What else is covered?
Quarterly estimated income tax payments, usually due in September, are also postponed due to the new relief terms, as are quarterly payroll and excise tax returns that would otherwise be due on November 1.
In addition, businesses with an original or extended due date have more time; this includes calendar-year partnerships and S corporations with 2020 extensions that ran out in September, and calendar-year corporations with 2020 extensions that ended on October 15.
Calendar-year tax-exempt organizations with 2020 extensions ending November 15 are also covered.
To see a full list of what returns, payments and other tax-related actions qualify for the January 3 filing date, visit the IRS disaster relief page.
Do not contact the IRS
There’s no need for taxpayers to contact the IRS to see if they qualify for the delayed filing and payment deadline. The agency automatically determines eligibility by the taxpayer’s address of record on file when a return is filed.
Taxpayers who qualify for relief but live outside one of the 19 currently named counties should contact the IRS at 866-562-5227; this includes relief workers who are part of a recognized government or philanthropic organization.

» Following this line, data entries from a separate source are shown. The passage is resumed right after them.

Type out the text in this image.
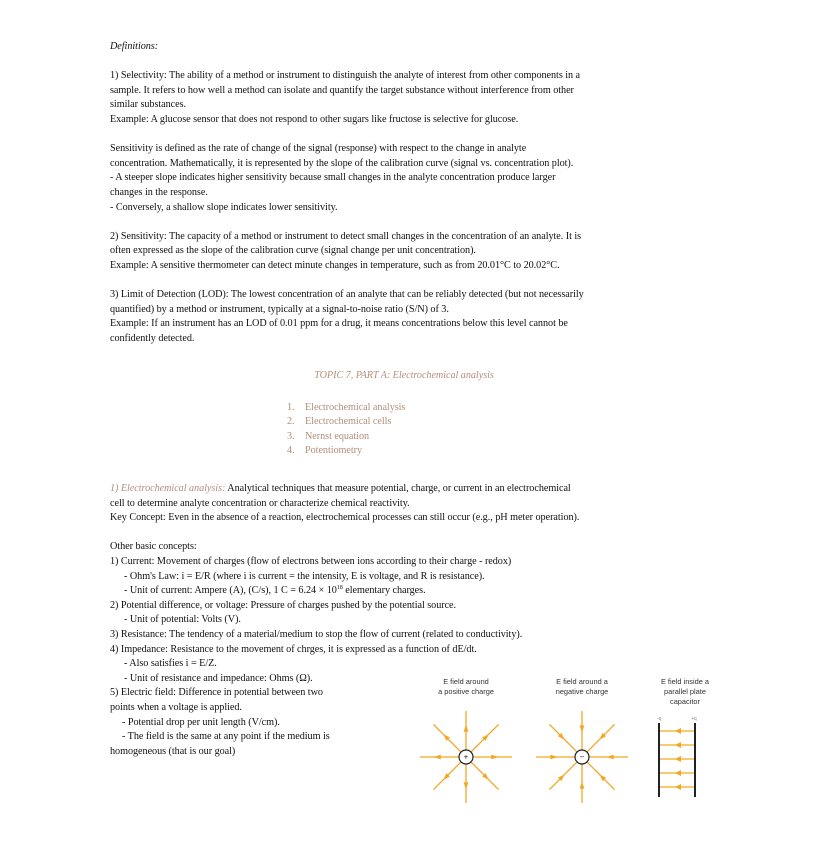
Definitions:

1) Selectivity: The ability of a method or instrument to distinguish the analyte of interest from other components in a

sample. It refers to how well a method can isolate and quantify the target substance without interference from other

similar substances.

Example: A glucose sensor that does not respond to other sugars like fructose is selective for glucose.

Sensitivity is defined as the rate of change of the signal (response) with respect to the change in analyte

concentration. Mathematically, it is represented by the slope of the calibration curve (signal vs. concentration plot).

- A steeper slope indicates higher sensitivity because small changes in the analyte concentration produce larger

changes in the response.

- Conversely, a shallow slope indicates lower sensitivity.

2) Sensitivity: The capacity of a method or instrument to detect small changes in the concentration of an analyte. It is

often expressed as the slope of the calibration curve (signal change per unit concentration).

Example: A sensitive thermometer can detect minute changes in temperature, such as from 20.01°C to 20.02°C.

3) Limit of Detection (LOD): The lowest concentration of an analyte that can be reliably detected (but not necessarily

quantified) by a method or instrument, typically at a signal-to-noise ratio (S/N) of 3.

Example: If an instrument has an LOD of 0.01 ppm for a drug, it means concentrations below this level cannot be

confidently detected.

TOPIC 7, PART A: Electrochemical analysis

1.	Electrochemical analysis
2.	Electrochemical cells
3.	Nernst equation
4.	Potentiometry

1) Electrochemical analysis: Analytical techniques that measure potential, charge, or current in an electrochemical

cell to determine analyte concentration or characterize chemical reactivity.

Key Concept: Even in the absence of a reaction, electrochemical processes can still occur (e.g., pH meter operation).

Other basic concepts:

1) Current: Movement of charges (flow of electrons between ions according to their charge - redox)

- Ohm's Law: i = E/R (where i is current = the intensity, E is voltage, and R is resistance).

- Unit of current: Ampere (A), (C/s), 1 $C = 6.24 \times 10^{18}$ elementary charges.

2) Potential difference, or voltage: Pressure of charges pushed by the potential source.

- Unit of potential: Volts (V).

3) Resistance: The tendency of a material/medium to stop the flow of current (related to conductivity).

4) Impedance: Resistance to the movement of chrges, it is expressed as a function of dE/dt.

- Also satisfies i = E/Z.

- Unit of resistance and impedance: Ohms (Ω).

5) Electric field: Difference in potential between two

points when a voltage is applied.

- Potential drop per unit length (V/cm).

- The field is the same at any point if the medium is

homogeneous (that is our goal)

E field around
a positive charge
E field around a
negative charge
E field inside a
parallel plate
capacitor
+	−
-q	+q
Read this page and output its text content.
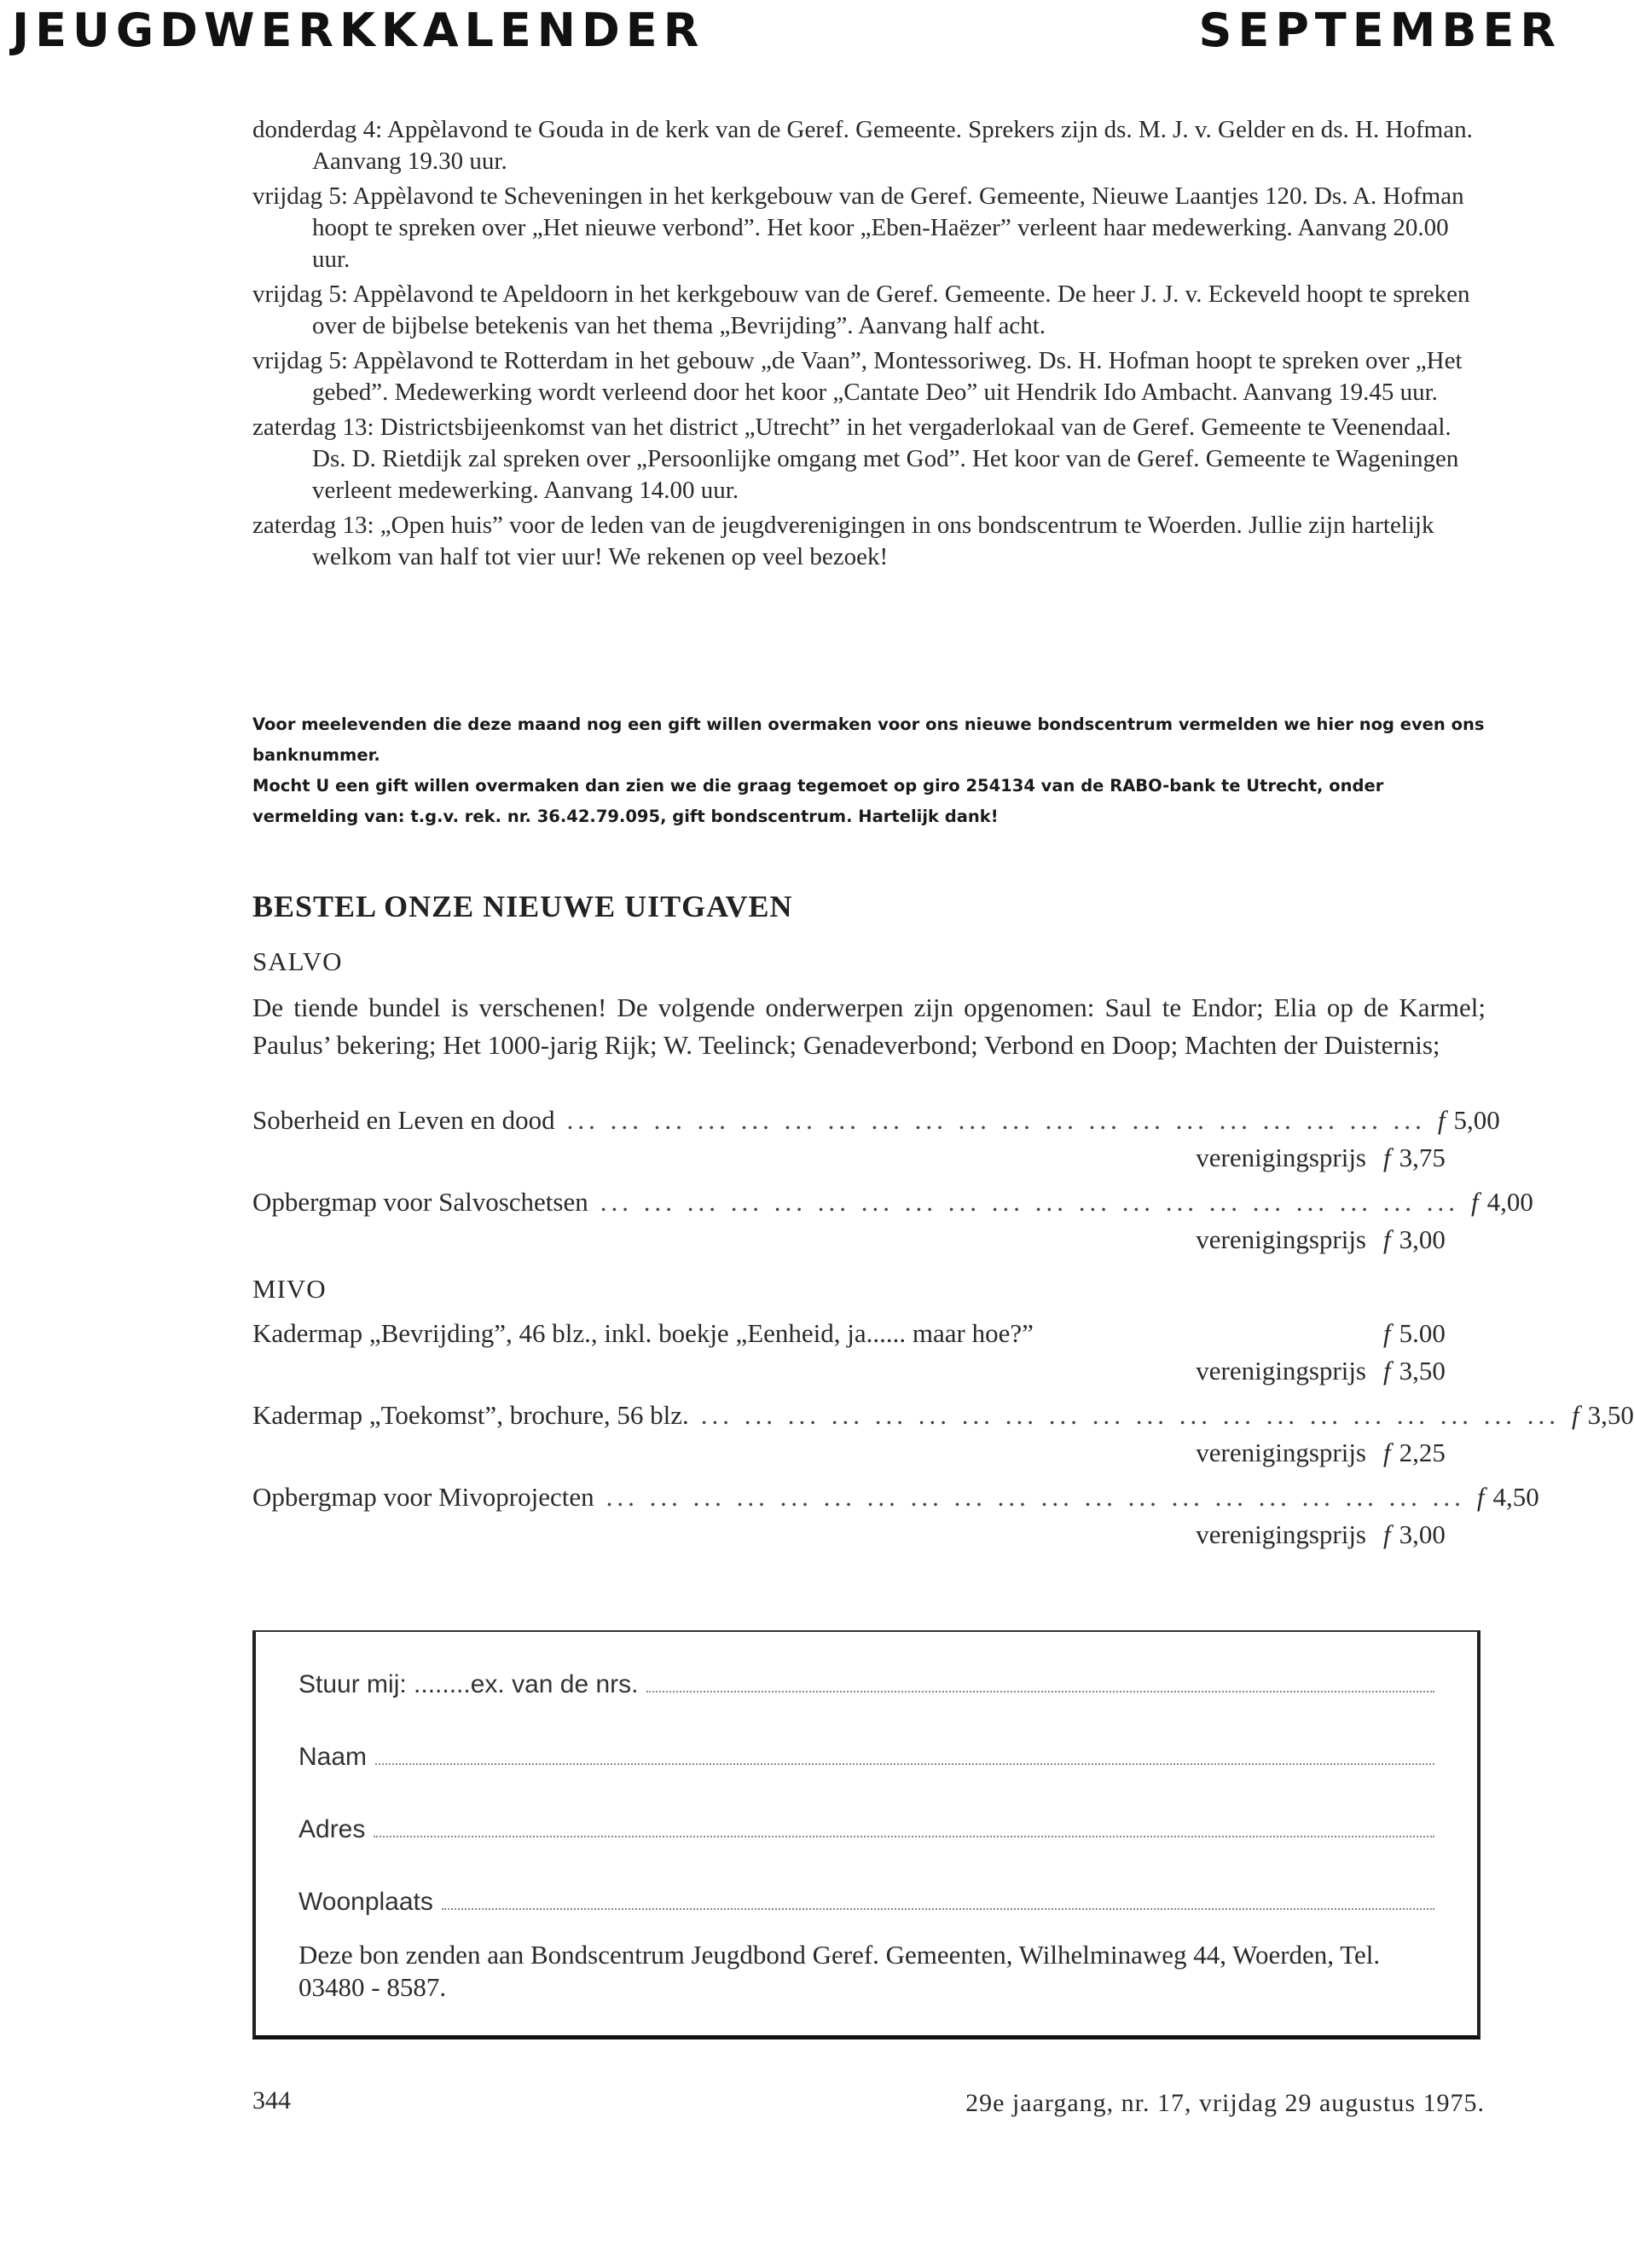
JEUGDWERKKALENDER	SEPTEMBER
donderdag 4: Appèlavond te Gouda in de kerk van de Geref. Gemeente. Sprekers zijn ds. M. J. v. Gelder en ds. H. Hofman. Aanvang 19.30 uur.
vrijdag 5: Appèlavond te Scheveningen in het kerkgebouw van de Geref. Gemeente, Nieuwe Laantjes 120. Ds. A. Hofman hoopt te spreken over „Het nieuwe verbond”. Het koor „Eben-Haëzer” verleent haar medewerking. Aanvang 20.00 uur.
vrijdag 5: Appèlavond te Apeldoorn in het kerkgebouw van de Geref. Gemeente. De heer J. J. v. Eckeveld hoopt te spreken over de bijbelse betekenis van het thema „Bevrijding”. Aanvang half acht.
vrijdag 5: Appèlavond te Rotterdam in het gebouw „de Vaan”, Montessoriweg. Ds. H. Hofman hoopt te spreken over „Het gebed”. Medewerking wordt verleend door het koor „Cantate Deo” uit Hendrik Ido Ambacht. Aanvang 19.45 uur.
zaterdag 13: Districtsbijeenkomst van het district „Utrecht” in het vergaderlokaal van de Geref. Gemeente te Veenendaal. Ds. D. Rietdijk zal spreken over „Persoonlijke omgang met God”. Het koor van de Geref. Gemeente te Wageningen verleent medewerking. Aanvang 14.00 uur.
zaterdag 13: „Open huis” voor de leden van de jeugdverenigingen in ons bondscentrum te Woerden. Jullie zijn hartelijk welkom van half tot vier uur! We rekenen op veel bezoek!

Voor meelevenden die deze maand nog een gift willen overmaken voor ons nieuwe bondscentrum vermelden we hier nog even ons banknummer.

Mocht U een gift willen overmaken dan zien we die graag tegemoet op giro 254134 van de RABO-bank te Utrecht, onder vermelding van: t.g.v. rek. nr. 36.42.79.095, gift bondscentrum. Hartelijk dank!

BESTEL ONZE NIEUWE UITGAVEN
SALVO
De tiende bundel is verschenen! De volgende onderwerpen zijn opgenomen: Saul te Endor; Elia op de Karmel; Paulus’ bekering; Het 1000-jarig Rijk; W. Teelinck; Genadeverbond; Verbond en Doop; Machten der Duisternis;
Soberheid en Leven en dood ... ... ... ... ... ... ... ... ... ... ... ... ... ... ... ... ... ... ... ... f 5,00
verenigingsprijs f 3,75
Opbergmap voor Salvoschetsen ... ... ... ... ... ... ... ... ... ... ... ... ... ... ... ... ... ... ... ... f 4,00
verenigingsprijs f 3,00
MIVO
Kadermap „Bevrijding”, 46 blz., inkl. boekje „Eenheid, ja...... maar hoe?”	f 5.00
verenigingsprijs f 3,50
Kadermap „Toekomst”, brochure, 56 blz. ... ... ... ... ... ... ... ... ... ... ... ... ... ... ... ... ... ... ... ... f 3,50
verenigingsprijs f 2,25
Opbergmap voor Mivoprojecten ... ... ... ... ... ... ... ... ... ... ... ... ... ... ... ... ... ... ... ... f 4,50
verenigingsprijs f 3,00
Stuur mij: ........ex. van de nrs.
Naam
Adres
Woonplaats
Deze bon zenden aan Bondscentrum Jeugdbond Geref. Gemeenten, Wilhelminaweg 44, Woerden, Tel. 03480 - 8587.
344	29e jaargang, nr. 17, vrijdag 29 augustus 1975.
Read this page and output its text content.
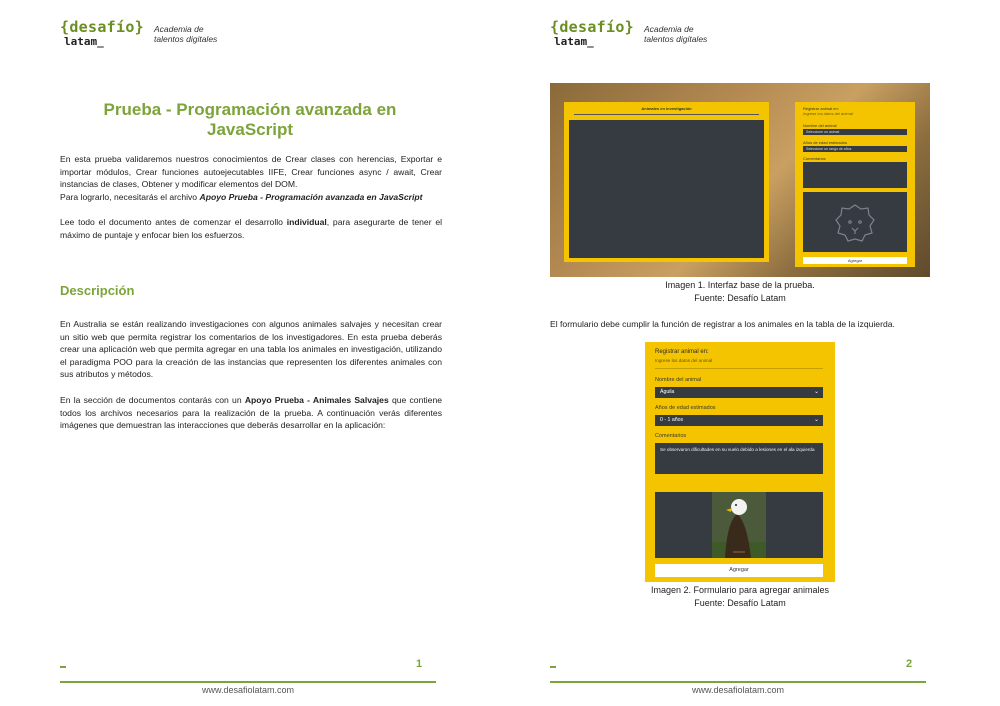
{desafío}
latam_
Academia de talentos digitales
Prueba - Programación avanzada en JavaScript
En esta prueba validaremos nuestros conocimientos de Crear clases con herencias, Exportar e importar módulos, Crear funciones autoejecutables IIFE, Crear funciones async / await, Crear instancias de clases, Obtener y modificar elementos del DOM.
Para lograrlo, necesitarás el archivo Apoyo Prueba - Programación avanzada en JavaScript
Lee todo el documento antes de comenzar el desarrollo individual, para asegurarte de tener el máximo de puntaje y enfocar bien los esfuerzos.
Descripción
En Australia se están realizando investigaciones con algunos animales salvajes y necesitan crear un sitio web que permita registrar los comentarios de los investigadores. En esta prueba deberás crear una aplicación web que permita agregar en una tabla los animales en investigación, utilizando el paradigma POO para la creación de las instancias que representen los diferentes animales con sus atributos y métodos.
En la sección de documentos contarás con un Apoyo Prueba - Animales Salvajes que contiene todos los archivos necesarios para la realización de la prueba. A continuación verás diferentes imágenes que demuestran las interacciones que deberás desarrollar en la aplicación:
1
www.desafiolatam.com
{desafío}
latam_
Academia de talentos digitales
Animales en investigación	Registrar animal en:
Ingrese los datos del animal
Nombre del animal
Seleccione un animal
Años de edad estimados
Seleccione un rango de años
Comentarios
Agregar
Imagen 1. Interfaz base de la prueba.
Fuente: Desafío Latam
El formulario debe cumplir la función de registrar a los animales en la tabla de la izquierda.
Registrar animal en:
Ingrese los datos del animal
Nombre del animal
Águila	⌄
Años de edad estimados
0 - 1 años	⌄
Comentarios
Se observaron dificultades en su vuelo debido a lesiones en el ala izquierda
Agregar
Imagen 2. Formulario para agregar animales
Fuente: Desafío Latam
2
www.desafiolatam.com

Taxpayers within the federal disaster area who seek to claim their uninsured or unreimbursed losses from the storm on their federal income tax return can do it in one of two ways. They can claim the losses on the return for the year the loss occurred—in this case, on their 2021 return that will be filed next year—or they can claim the loss on the return for the prior year, which would be 2020.
In either case, the taxpayer has to write the FEMA declaration number on any return claiming a loss. To claim a loss in the original disaster area, which includes the entire state of Mississippi, the declaration number is EM-3569.
The declaration number for the new, 19-county disaster declaration is EM-4626.
Publication 547 has details on filing and claiming disaster losses.
The IRS says its disaster relief measures are part of a coordinated response to Hurricane Ida that includes not just FEMA and the IRS, but a number of federal agencies. For the full scope of the federal response to the hurricane, visit DisasterAssistance.gov.